Het beroep is daarom kennelijk niet-ontvankelijk. Dat betekent dat de rechtbank het beroep tegen het niet tijdig beslissen niet kan beoordelen. Voor een proceskostenveroordeling bestaat geen aanleiding.

Beslissing

De rechtbank verklaart het beroep niet-ontvankelijk.
Deze uitspraak is gedaan door mr. R.P. Broeders, rechter, in aanwezigheid van mr.

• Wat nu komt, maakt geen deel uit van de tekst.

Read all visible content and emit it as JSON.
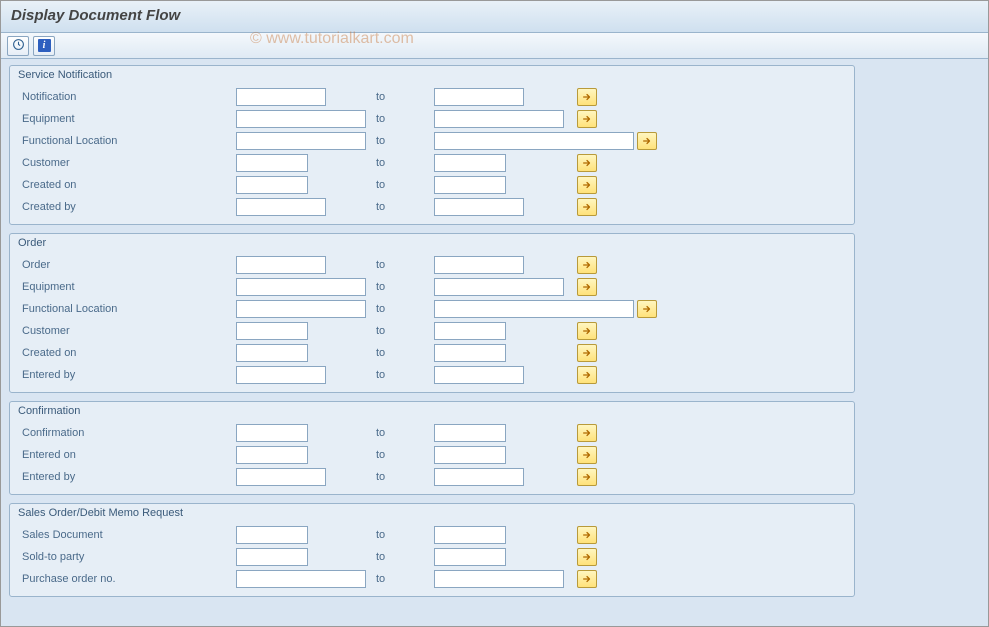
{
  "title": "Display Document Flow",
  "watermark": "© www.tutorialkart.com",
  "to_label": "to",
  "groups": [
    {
      "title": "Service Notification",
      "rows": [
        {
          "label": "Notification",
          "fw": 90,
          "tw": 90
        },
        {
          "label": "Equipment",
          "fw": 130,
          "tw": 130
        },
        {
          "label": "Functional Location",
          "fw": 130,
          "tw": 200
        },
        {
          "label": "Customer",
          "fw": 72,
          "tw": 72
        },
        {
          "label": "Created on",
          "fw": 72,
          "tw": 72
        },
        {
          "label": "Created by",
          "fw": 90,
          "tw": 90
        }
      ]
    },
    {
      "title": "Order",
      "rows": [
        {
          "label": "Order",
          "fw": 90,
          "tw": 90
        },
        {
          "label": "Equipment",
          "fw": 130,
          "tw": 130
        },
        {
          "label": "Functional Location",
          "fw": 130,
          "tw": 200
        },
        {
          "label": "Customer",
          "fw": 72,
          "tw": 72
        },
        {
          "label": "Created on",
          "fw": 72,
          "tw": 72
        },
        {
          "label": "Entered by",
          "fw": 90,
          "tw": 90
        }
      ]
    },
    {
      "title": "Confirmation",
      "rows": [
        {
          "label": "Confirmation",
          "fw": 72,
          "tw": 72
        },
        {
          "label": "Entered on",
          "fw": 72,
          "tw": 72
        },
        {
          "label": "Entered by",
          "fw": 90,
          "tw": 90
        }
      ]
    },
    {
      "title": "Sales Order/Debit Memo Request",
      "rows": [
        {
          "label": "Sales Document",
          "fw": 72,
          "tw": 72
        },
        {
          "label": "Sold-to party",
          "fw": 72,
          "tw": 72
        },
        {
          "label": "Purchase order no.",
          "fw": 130,
          "tw": 130
        }
      ]
    }
  ]
}
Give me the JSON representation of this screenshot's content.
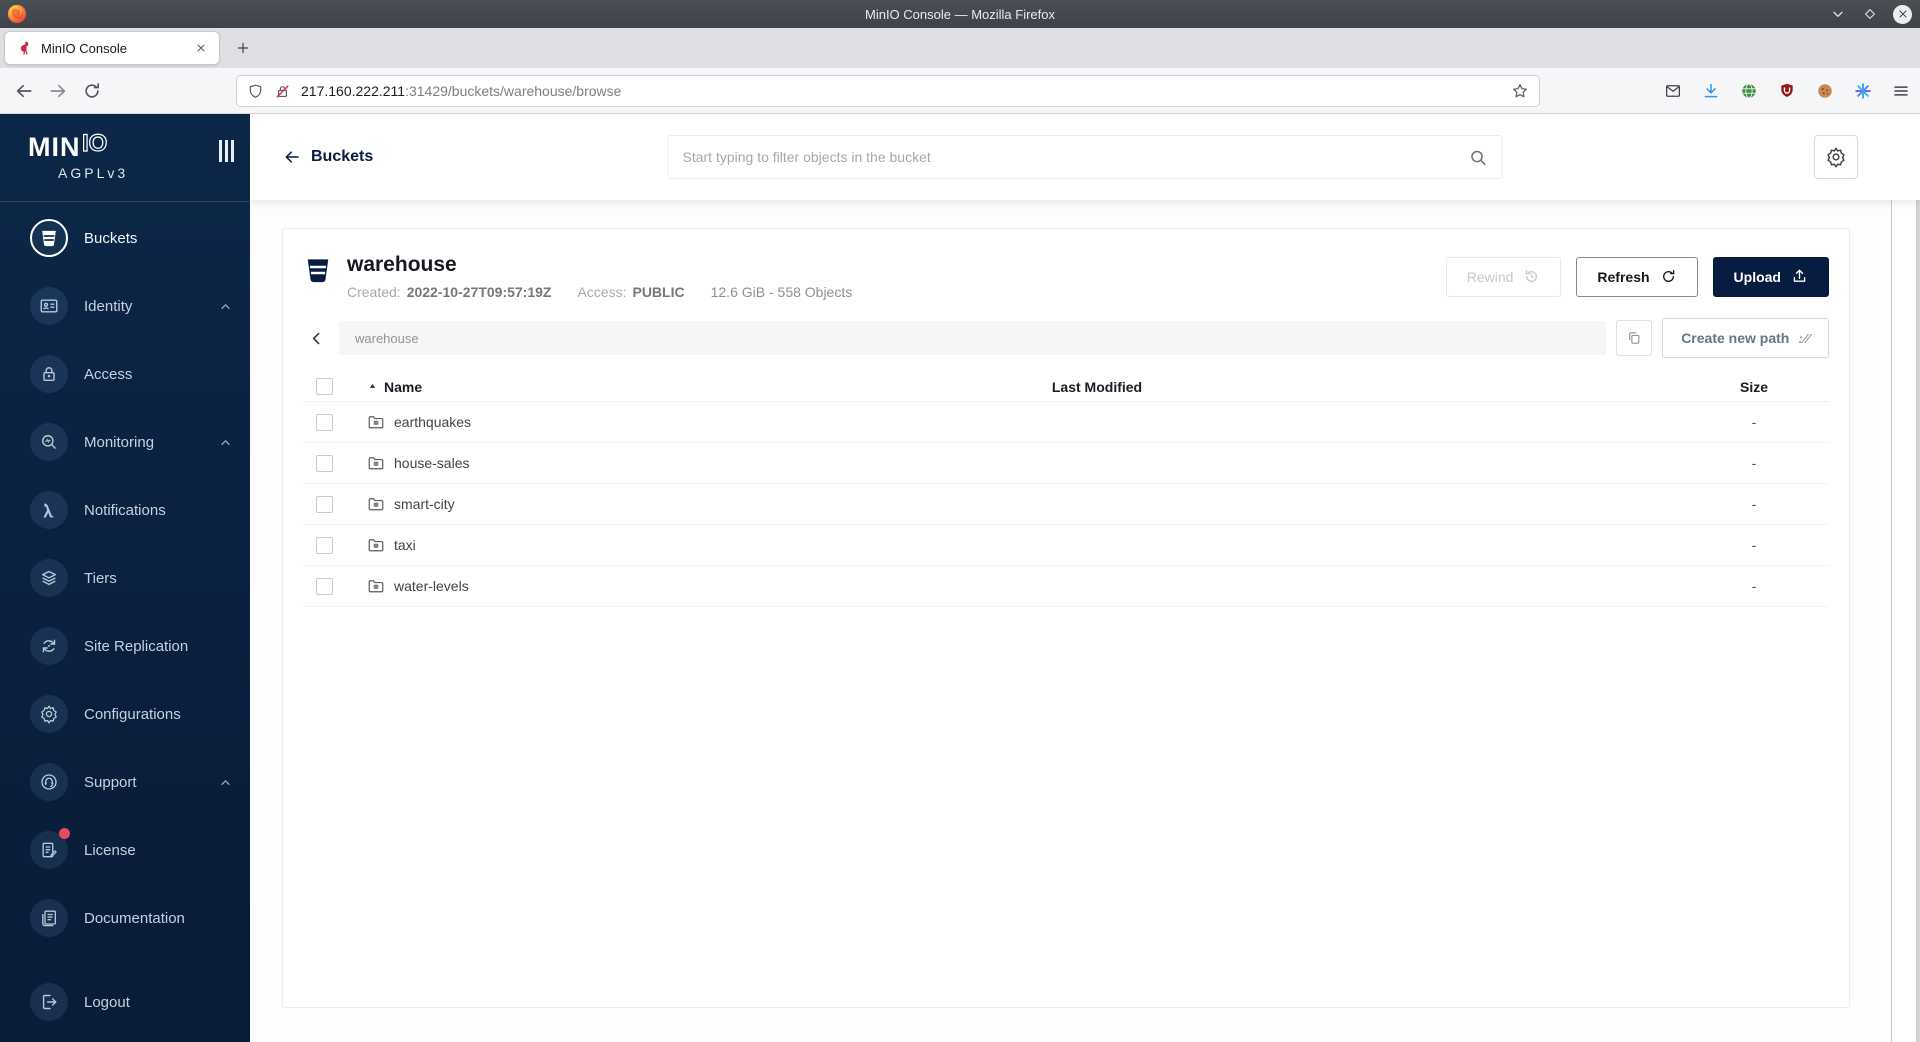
{
  "browser": {
    "window_title": "MinIO Console — Mozilla Firefox",
    "tab_title": "MinIO Console",
    "new_tab": "+",
    "url_host": "217.160.222.211",
    "url_path": ":31429/buckets/warehouse/browse"
  },
  "sidebar": {
    "brand_bold": "MIN",
    "brand_outline": "IO",
    "license_tag": "AGPLv3",
    "items": [
      {
        "label": "Buckets"
      },
      {
        "label": "Identity"
      },
      {
        "label": "Access"
      },
      {
        "label": "Monitoring"
      },
      {
        "label": "Notifications"
      },
      {
        "label": "Tiers"
      },
      {
        "label": "Site Replication"
      },
      {
        "label": "Configurations"
      },
      {
        "label": "Support"
      },
      {
        "label": "License"
      },
      {
        "label": "Documentation"
      },
      {
        "label": "Logout"
      }
    ]
  },
  "header": {
    "back_label": "Buckets",
    "search_placeholder": "Start typing to filter objects in the bucket"
  },
  "bucket": {
    "name": "warehouse",
    "created_label": "Created:",
    "created_value": "2022-10-27T09:57:19Z",
    "access_label": "Access:",
    "access_value": "PUBLIC",
    "usage": "12.6 GiB - 558 Objects",
    "rewind_label": "Rewind",
    "refresh_label": "Refresh",
    "upload_label": "Upload"
  },
  "pathbar": {
    "current_path": "warehouse",
    "create_path_label": "Create new path",
    "slash_glyph": ":∕∕"
  },
  "table": {
    "name_header": "Name",
    "modified_header": "Last Modified",
    "size_header": "Size",
    "rows": [
      {
        "name": "earthquakes",
        "size": "-"
      },
      {
        "name": "house-sales",
        "size": "-"
      },
      {
        "name": "smart-city",
        "size": "-"
      },
      {
        "name": "taxi",
        "size": "-"
      },
      {
        "name": "water-levels",
        "size": "-"
      }
    ]
  },
  "colors": {
    "brand_navy": "#081C42",
    "minio_red": "#C72C48",
    "badge_red": "#E24B60",
    "download_blue": "#2E9BF0"
  }
}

M.R. Jouvenaar, griffier, op 16 juli 2024 en openbaar gemaakt door middel van geanonimiseerde publicatie op www.rechtspraak.nl.
griffier
rechter
Een afschrift van deze uitspraak is verzonden aan partijen op:

Informatie over verzet

Als partijen het niet eens zijn met deze uitspraak, kunnen zij een verzetschrift sturen naar de rechtbank waarin zij uitleggen waarom zij het niet eens zijn met deze uitspraak. Het verzetschrift moet worden ingediend binnen zes weken na de dag waarop deze uitspraak is verzonden. Als partijen graag een zitting willen om het verzetschrift toe te lichten, moeten zij dit in het verzetschrift vermelden.

Voetnoten

1.Dit staat (onder andere) in artikel 6:12 van de Awb.
2.Zie onder andere de uitspraken van de Afdeling van 24 december 2014, ECLI:NL:RVS:2014:4682 en 29 januari 2020, ECLI:NL:RVS:2020:291.